Hello everyone!There has been a problem puzzling me since I come into contact with the opencl for FPGA. As I know , the "work item"--one of the basic term in opencl model, correspond to a processing element in gpu. And the "work Group" is for a computing unit. But in FPGA , what does the "work item" correspond to ? Logic Element, DSP block or others? The hardware circuit generated by OPENCL SDK is complex and big , i can’t understand why the kernel can be ranged as a single work-item.
FPGA hardware is not fixed and the resulting circuit can be vastly different depending on the kernel. Regardless of the kernel programming type (NDRange or single work-item), one or multiple pipelines are generated by Altera's compiler and in each case, either the work-items (for NDRange) or loop iterations (for single work-item) are considered as inputs to the pipeline(s), and are issued in some order and interval decided by the compiler. You can think of single work-item kernels as NDRange kernels that have been wrapped inside a for loop from 0 to global_size; in other words, in single work-item kernels, the loop iterations play a role similar to work-items in NDRange kernels.
OH ,thank you! I got a lot.In addition, when i get the device info of "de1-soc" ,the "cl_max_compute_unit" is 1. However, as we know the phrase"__attribute(num_compute_unit())" can be used to set the num of used compute_unit(). The resource usage is surely changed when i increased the num_compute_unit, though with a little performence decreased. So it puzzled me that if there is a restrict with the num_compute_unit for FPGA ,or the num of compute_units (work groups) just depends on the kernel code and the phrase"__attribute(num_compute_unit())".
The number of "compute units" in the context of the OpenCL standard, and "compute units" in the context of Altera's compiler, despite having the same name, are two completely different things. I haven't tried this personally, but I believe querying the number of compute units using the respective OpenCL function for FPGAs will always return 1, since there are no fixed and pre-defined compute units on the FPGA, unlike a standard GPU or CPU. Though if this number is queried after the FPGA is programmed with the kernel, the function might report the correct number (though it probably won't).There is no restriction other than the limited FPGA area, for using multiple compute units by adding __attribute__(num_compute_unit()) to the kernel. Still, achieving performance improvement by using this attribute requires at least two conditions to be met: 1- Altera recommends having at least 3 times more work groups than compute units, to be able to fully utilize the circuit. Less work groups will probably not result in much of a performance improvement. 2- Since having multiple compute units results in more memory ports and significant memory contention between the units, the memory bandwidth requirement of the units in total should be relatively lower than the off-chip memory bandwidth to achieve speed-up. For example, if one compute unit is already memory-bound on the FPGA, using more units not only will not improve performance, it will also decrease it.

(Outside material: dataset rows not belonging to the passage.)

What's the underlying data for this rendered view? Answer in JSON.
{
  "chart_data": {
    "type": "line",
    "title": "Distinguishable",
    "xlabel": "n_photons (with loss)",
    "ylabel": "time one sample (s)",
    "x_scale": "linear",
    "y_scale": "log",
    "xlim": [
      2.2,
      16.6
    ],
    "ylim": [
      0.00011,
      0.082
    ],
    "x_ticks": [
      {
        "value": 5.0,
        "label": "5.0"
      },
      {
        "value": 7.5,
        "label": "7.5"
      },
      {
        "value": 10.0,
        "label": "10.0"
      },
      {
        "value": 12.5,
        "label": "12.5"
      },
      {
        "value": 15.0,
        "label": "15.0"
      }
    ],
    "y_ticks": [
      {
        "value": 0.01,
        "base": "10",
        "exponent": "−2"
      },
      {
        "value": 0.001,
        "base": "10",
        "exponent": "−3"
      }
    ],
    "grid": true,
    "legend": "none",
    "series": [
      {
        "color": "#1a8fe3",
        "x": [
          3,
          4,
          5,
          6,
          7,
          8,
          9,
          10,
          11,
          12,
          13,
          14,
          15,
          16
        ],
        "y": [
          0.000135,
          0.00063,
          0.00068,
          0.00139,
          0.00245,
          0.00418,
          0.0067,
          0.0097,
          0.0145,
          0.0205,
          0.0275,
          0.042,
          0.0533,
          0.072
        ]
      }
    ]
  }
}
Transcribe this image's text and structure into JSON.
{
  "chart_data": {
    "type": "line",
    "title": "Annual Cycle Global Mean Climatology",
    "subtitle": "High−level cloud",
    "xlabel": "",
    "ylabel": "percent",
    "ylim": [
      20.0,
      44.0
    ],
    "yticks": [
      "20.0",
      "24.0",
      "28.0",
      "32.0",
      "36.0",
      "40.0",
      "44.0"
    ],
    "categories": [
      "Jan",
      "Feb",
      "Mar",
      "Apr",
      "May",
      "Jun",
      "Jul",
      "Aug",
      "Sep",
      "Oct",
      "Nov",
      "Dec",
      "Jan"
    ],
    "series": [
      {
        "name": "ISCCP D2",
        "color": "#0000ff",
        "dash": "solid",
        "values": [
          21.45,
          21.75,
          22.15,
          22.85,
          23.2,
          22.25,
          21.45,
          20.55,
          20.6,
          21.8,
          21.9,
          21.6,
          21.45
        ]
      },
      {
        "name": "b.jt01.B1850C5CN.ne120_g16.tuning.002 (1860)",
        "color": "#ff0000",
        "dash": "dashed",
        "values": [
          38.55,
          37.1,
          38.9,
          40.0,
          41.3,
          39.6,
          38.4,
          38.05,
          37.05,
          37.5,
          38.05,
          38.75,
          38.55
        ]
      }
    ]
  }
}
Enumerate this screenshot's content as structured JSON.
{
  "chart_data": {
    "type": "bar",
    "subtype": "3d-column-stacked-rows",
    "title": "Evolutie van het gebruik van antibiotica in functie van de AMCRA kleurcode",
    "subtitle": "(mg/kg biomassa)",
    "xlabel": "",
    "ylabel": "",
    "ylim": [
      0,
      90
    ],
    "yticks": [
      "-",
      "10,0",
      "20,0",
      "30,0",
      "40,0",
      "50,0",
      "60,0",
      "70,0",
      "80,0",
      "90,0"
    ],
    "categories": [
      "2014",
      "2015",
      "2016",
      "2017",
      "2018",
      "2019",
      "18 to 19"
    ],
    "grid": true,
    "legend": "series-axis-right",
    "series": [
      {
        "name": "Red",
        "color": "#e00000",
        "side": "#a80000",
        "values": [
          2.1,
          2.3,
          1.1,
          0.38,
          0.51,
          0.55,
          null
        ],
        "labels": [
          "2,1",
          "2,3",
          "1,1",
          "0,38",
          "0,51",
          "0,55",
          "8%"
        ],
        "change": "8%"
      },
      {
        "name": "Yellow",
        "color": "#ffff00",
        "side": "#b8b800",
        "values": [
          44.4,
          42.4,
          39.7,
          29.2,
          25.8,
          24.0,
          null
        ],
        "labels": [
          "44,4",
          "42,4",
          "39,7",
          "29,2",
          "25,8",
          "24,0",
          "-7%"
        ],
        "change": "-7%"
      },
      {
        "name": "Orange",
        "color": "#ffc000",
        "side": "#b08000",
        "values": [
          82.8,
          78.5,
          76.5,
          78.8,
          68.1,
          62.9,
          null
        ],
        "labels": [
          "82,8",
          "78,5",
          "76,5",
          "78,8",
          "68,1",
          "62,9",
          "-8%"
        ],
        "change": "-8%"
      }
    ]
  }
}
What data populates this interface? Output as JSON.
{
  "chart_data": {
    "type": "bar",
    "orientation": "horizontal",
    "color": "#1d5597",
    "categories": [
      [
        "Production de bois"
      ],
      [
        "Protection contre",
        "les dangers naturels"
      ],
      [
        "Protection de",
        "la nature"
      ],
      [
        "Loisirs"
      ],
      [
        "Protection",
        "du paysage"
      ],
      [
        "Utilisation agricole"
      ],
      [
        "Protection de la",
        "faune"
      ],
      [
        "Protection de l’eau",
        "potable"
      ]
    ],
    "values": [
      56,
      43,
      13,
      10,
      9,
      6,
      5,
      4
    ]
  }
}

I would encourage you to look up two System Verilog files AOC -c generates from your kernel in the text editor. Their names are <kernel>_system.v and <kernel>.v. The former file will have all compute units ( or instances ) of the pipelined kernel FPGA logic (I use logic name here because this is what you get at the end) and the latter file is the kernel logic itself. It is worth while to learn the entire process of building a custom parallel computing machine for your code - your OpenCL host/device code. The beauty of the FPGA is that you will never be limited to CPU architecture that was conceived in 1945 or to latest GPU silicon optimized only for the latest hype like CNN, and I don't mean "fake news". You can build any system to do anything with FPGAs. But with GPUs and CPUs will be limited the most of the time because they are a fixed logic silicon.As far as the rest of the bugs Intel/Altera API has, I would recommend to open Service Request at myAltera to point out to them 1 returned by the API call for multiple compute units. Doing so will make OpenCL on FPGA more useful for everyone.